El fallo reciente de la IA de META al exponer conversaciones privadas no es solo un error técnico: es un síntoma. Un reflejo de lo que ocurre también en nuestras aulas, donde se usa tecnología sin criterio, sin conciencia y sin haber formado previamente el pensamiento crítico necesario para asumir sus riesgos. Este texto propone una analogía entre ese error digital y la fragilidad estructural del sistema educativo actual.
1. La falla de la IA: un síntoma, no una excepción
Para quienes no lo vieron, la aplicación de IA de META tenía una pestaña llamada “Descubrir” que, por un error, permitió a cualquier usuario acceder a los historiales de conversaciones privadas de otros. Lo alarmante no fue solo el fallo de privacidad, sino la naturalidad con la que se asumió el problema: como otro capítulo más en la saga de errores digitales.

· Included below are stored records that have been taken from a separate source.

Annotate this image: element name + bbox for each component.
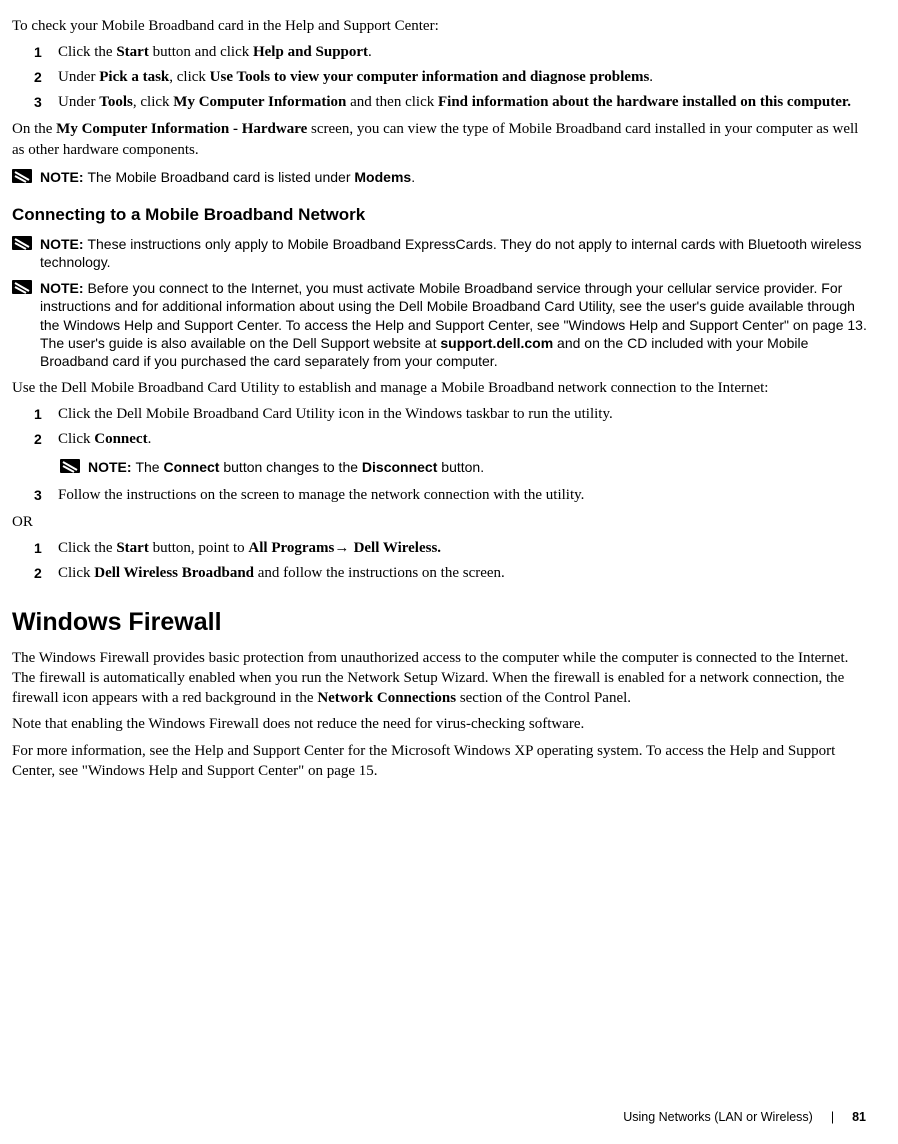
step-body: Click the Start button, point to All Pro… [58,538,870,558]
step-number: 3 [34,485,58,506]
step-number: 3 [34,92,58,113]
note-expresscards: NOTE: These instructions only apply to M… [12,235,870,271]
step-body: Click the Dell Mobile Broadband Card Uti… [58,404,870,424]
step-body: Click Connect. [58,429,870,449]
list-item: 1 Click the Start button and click Help … [12,42,870,63]
list-item: 2 Click Dell Wireless Broadband and foll… [12,563,870,584]
step-body: Click Dell Wireless Broadband and follow… [58,563,870,583]
note-connect-disconnect: NOTE: The Connect button changes to the … [12,458,870,476]
footer-page-number: 81 [852,1109,866,1126]
step-number: 2 [34,563,58,584]
step-number: 1 [34,538,58,559]
subheading-connecting: Connecting to a Mobile Broadband Network [12,204,870,227]
step-number: 1 [34,404,58,425]
note-icon [12,169,32,183]
step-body: Follow the instructions on the screen to… [58,485,870,505]
or-divider: OR [12,512,870,532]
footer-section-title: Using Networks (LAN or Wireless) [623,1109,813,1126]
after-steps-text: On the My Computer Information - Hardwar… [12,119,870,160]
note-body: NOTE: These instructions only apply to M… [40,235,870,271]
list-item: 1 Click the Dell Mobile Broadband Card U… [12,404,870,425]
use-utility-text: Use the Dell Mobile Broadband Card Utili… [12,378,870,398]
note-modems: NOTE: The Mobile Broadband card is liste… [12,168,870,186]
note-body: NOTE: The Connect button changes to the … [88,458,870,476]
intro-text: To check your Mobile Broadband card in t… [12,16,870,36]
note-activate-service: NOTE: Before you connect to the Internet… [12,279,870,370]
step-body: Click the Start button and click Help an… [58,42,870,62]
list-item: 3 Under Tools, click My Computer Informa… [12,92,870,113]
note-icon [12,236,32,250]
heading-windows-firewall: Windows Firewall [12,606,870,640]
step-number: 1 [34,42,58,63]
list-item: 2 Under Pick a task, click Use Tools to … [12,67,870,88]
firewall-para-1: The Windows Firewall provides basic prot… [12,648,870,709]
steps-use-utility-cont: 3 Follow the instructions on the screen … [12,485,870,506]
steps-use-utility: 1 Click the Dell Mobile Broadband Card U… [12,404,870,450]
step-number: 2 [34,429,58,450]
step-body: Under Tools, click My Computer Informati… [58,92,870,112]
note-body: NOTE: The Mobile Broadband card is liste… [40,168,870,186]
page-footer: Using Networks (LAN or Wireless) | 81 [623,1109,866,1126]
note-icon [12,280,32,294]
step-body: Under Pick a task, click Use Tools to vi… [58,67,870,87]
list-item: 2 Click Connect. [12,429,870,450]
list-item: 3 Follow the instructions on the screen … [12,485,870,506]
list-item: 1 Click the Start button, point to All P… [12,538,870,559]
firewall-para-2: Note that enabling the Windows Firewall … [12,714,870,734]
step-number: 2 [34,67,58,88]
steps-alternate: 1 Click the Start button, point to All P… [12,538,870,584]
page: To check your Mobile Broadband card in t… [0,0,898,1144]
note-body: NOTE: Before you connect to the Internet… [40,279,870,370]
note-icon [60,459,80,473]
firewall-para-3: For more information, see the Help and S… [12,741,870,782]
steps-check-card: 1 Click the Start button and click Help … [12,42,870,113]
footer-divider: | [831,1109,834,1126]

Esto evidencia una lógica peligrosa: la automatización sin supervisión humana. Una confianza ciega en que la tecnología “sabe lo que hace”. Pero como advierte Neil Postman, “nos estamos convirtiendo en sirvientes de nuestras herramientas”.
2. El aula como espejo: la confianza ciega en la tecnología
Una dinámica similar opera en el aula: se adoptan plataformas educativas, inteligencias artificiales, sistemas automáticos de corrección y monitoreo sin preguntarnos antes qué estamos delegando. Y, sobre todo, sin formar a los estudiantes para que entiendan cómo operan esas herramientas.
La IA se usa para entregar tareas, escribir ensayos o resolver ejercicios. Pero sin una alfabetización digital crítica, lo que se pierde no es solo privacidad o esfuerzo: se pierde criterio. Se pierde la posibilidad de formar sujetos capaces de dudar, preguntar, elegir.
Como advierte Byung-Chul Han, vivimos en una sociedad de la transparencia que convierte toda interacción en exposición. Y eso ocurre también en el aula, cuando el uso de la IA se normaliza sin mediar una reflexión sobre su sentido o sus consecuencias.
3. Pensamiento crítico como urgencia educativa
Ante este panorama, la salida no es técnica, sino pedagógica. El rol del docente no es entregar respuestas, sino diseñar escenarios donde los estudiantes aprendan a pensar, a resistirse al automatismo, a reconocer los límites de lo digital.
Como decía Paulo Freire, “leer el mundo precede a leer la palabra”. Hoy, leer el mundo es entender cómo funcionan los algoritmos, qué filtran, qué sesgos traen, qué realidades excluyen. Es formar pensamiento crítico digital con:
- Verificación cruzada: contrastar lo que dice la IA con otras fuentes.
- Detección de sesgos: cuestionar patrones y exclusiones.
- Conciencia de límites: saber que la IA no entiende, no razona ni juzga.
La escuela debe convertirse en un laboratorio colectivo donde los docentes exploren estas herramientas junto a sus estudiantes. Como sostiene Donald Schön, el maestro reflexivo actúa en diálogo constante con su práctica. Y esa práctica hoy está atravesada por la tecnología.
Tres responsabilidades que no se pueden delegar.
Responsabilidad epistemológica: Cuestionar qué saberes valida la IA. Si solo reproduce lo que ya existe, invisibiliza otras voces.
Responsabilidad pedagógica: Diseñar experiencias donde la IA no reemplace el aprendizaje, sino que lo expanda. Como recordaba Jerome Bruner, enseñar es ofrecer estructuras para pensar, no respuestas cerradas.
Responsabilidad social: Evitar que las herramientas amplíen brechas. La IA no es neutra. Puede replicar sesgos raciales, de clase o de género si no se cuestiona su diseño y su uso.
De usuarios pasivos a constructores activos.
La IA puede ser una aliada si se la usa para provocar pensamiento. Algunos ejemplos:
En programación: detectar errores en código generado por IA y analizarlos.
En lectura: comparar distintas versiones de un texto resumido por IA.
En debate: usar la IA como generador de posturas para contradecir y problematizar.
Evaluar la IA: una cuestión pedagógica
Evaluar una herramienta de IA no es medir su rapidez, sino su impacto pedagógico. Las preguntas deben ser:
- ¿A quién sirve esta herramienta?
- ¿Qué tipo de pensamiento fomenta?
- ¿Permite ser cuestionada o impone un uso automático?
- Conclusión: Educar también es enseñar a sospechar.
Si la IA de META falló por falta de criterio humano, ¿cuántas fallas estamos permitiendo ya en el aula por no enseñar a pensar antes de usar?
No podemos seguir delegando en algoritmos lo que exige juicio humano. Educar también es enseñar a sospechar de lo automático, a resistir el encanto de la eficiencia sin conciencia, y a formar seres que no solo usen herramientas, sino que las entiendan, las cuestionen y las transformen.